The Treasury estimates that the government will run out of money by next Thursday.
Ahead of that deadline, there are glimmers of hope in Washington that the two sides will finally compromise.
According to unconfirmed US media reports, this would include agreement to cover the US$31 trillion (S$42 trillion) – and growing – US debt for two years.
That would mean no repeat of the current drama before the 2024 presidential election.
To get this, Democrats would give in to Republican demands for sweeping spending limits on social safety and other domestic programmes.
Pressure to reach some sort of arrangement and authorise the government to borrow more money needed for existing commitments is deepening.
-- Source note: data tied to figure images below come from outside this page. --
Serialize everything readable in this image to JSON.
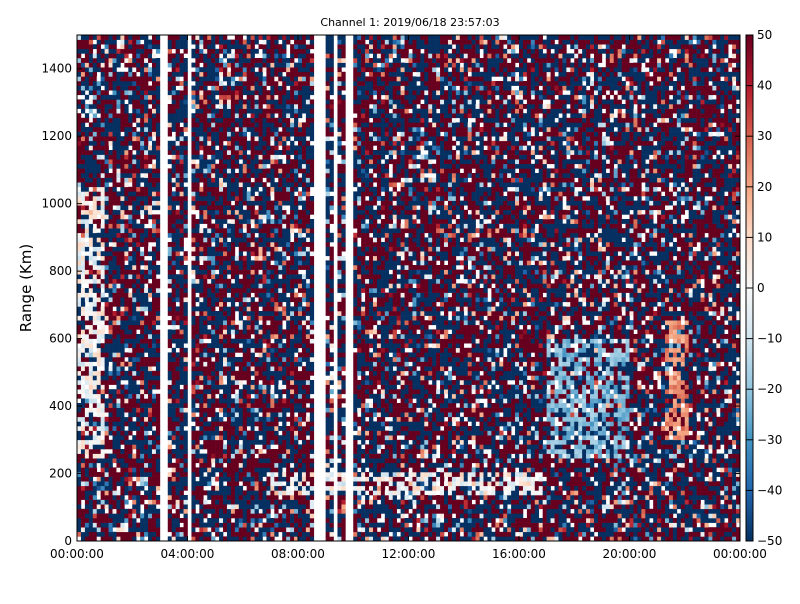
{
  "chart_data": {
    "type": "heatmap",
    "title": "Channel 1: 2019/06/18 23:57:03",
    "xlabel": "",
    "ylabel": "Range (Km)",
    "x_range": [
      "00:00:00",
      "24:00:00"
    ],
    "x_ticks": [
      "00:00:00",
      "04:00:00",
      "08:00:00",
      "12:00:00",
      "16:00:00",
      "20:00:00",
      "00:00:00"
    ],
    "x_tick_hours": [
      0,
      4,
      8,
      12,
      16,
      20,
      24
    ],
    "ylim": [
      0,
      1500
    ],
    "y_ticks": [
      0,
      200,
      400,
      600,
      800,
      1000,
      1200,
      1400
    ],
    "colorbar": {
      "colormap": "RdBu_r",
      "range": [
        -50,
        50
      ],
      "ticks": [
        50,
        40,
        30,
        20,
        10,
        0,
        -10,
        -20,
        -30,
        -40,
        -50
      ],
      "low_color": "#053061",
      "mid_color": "#f7f7f7",
      "high_color": "#67001f"
    },
    "data_gaps_hours": [
      [
        3.05,
        3.25
      ],
      [
        4.0,
        4.15
      ],
      [
        8.55,
        8.95
      ],
      [
        9.3,
        9.45
      ],
      [
        9.75,
        10.0
      ]
    ],
    "features": [
      {
        "description": "low-velocity echo band",
        "hours": [
          7.0,
          16.8
        ],
        "range_km": [
          140,
          200
        ]
      },
      {
        "description": "blue arc feature",
        "hours": [
          17.0,
          20.0
        ],
        "range_km": [
          250,
          600
        ]
      },
      {
        "description": "light echo near start",
        "hours": [
          0.0,
          1.0
        ],
        "range_km": [
          250,
          1050
        ]
      },
      {
        "description": "red streak",
        "hours": [
          21.3,
          22.2
        ],
        "range_km": [
          300,
          650
        ]
      }
    ],
    "grid": false
  }
}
According to the Treasury, next Thursday is when the government coffers could run dry – leaving some domestic bills, and international creditors, unpaid.
More optimistic assessments give little more than a couple extra weeks before the cataclysm which would likely trigger stock market selloffs, huge job losses and recession.
With the country marking Memorial Day on Monday, members of Congress are leaving Washington on a 10-day recess.
Even US President Joe Biden – to the consternation of some in his own party – is heading to his Camp David retreat and his private home in Delaware.
Yet Mr Wally Adeyemo, the deputy Treasury secretary, told CNN that both Mr Biden and Republican congressional leader, Speaker Kevin McCarthy, were focused on avoiding catastrophe.
“The president decided, the speaker has said it, and we have to get something done before June,” Mr Adeyemo said. “The president is committed to making sure that we have good faith negotiations with the Republicans to reach a deal because the alternative is catastrophic for all Americans.”
On Thursday, Mr Biden had also tried to reassure the country, saying: “There will be no default.”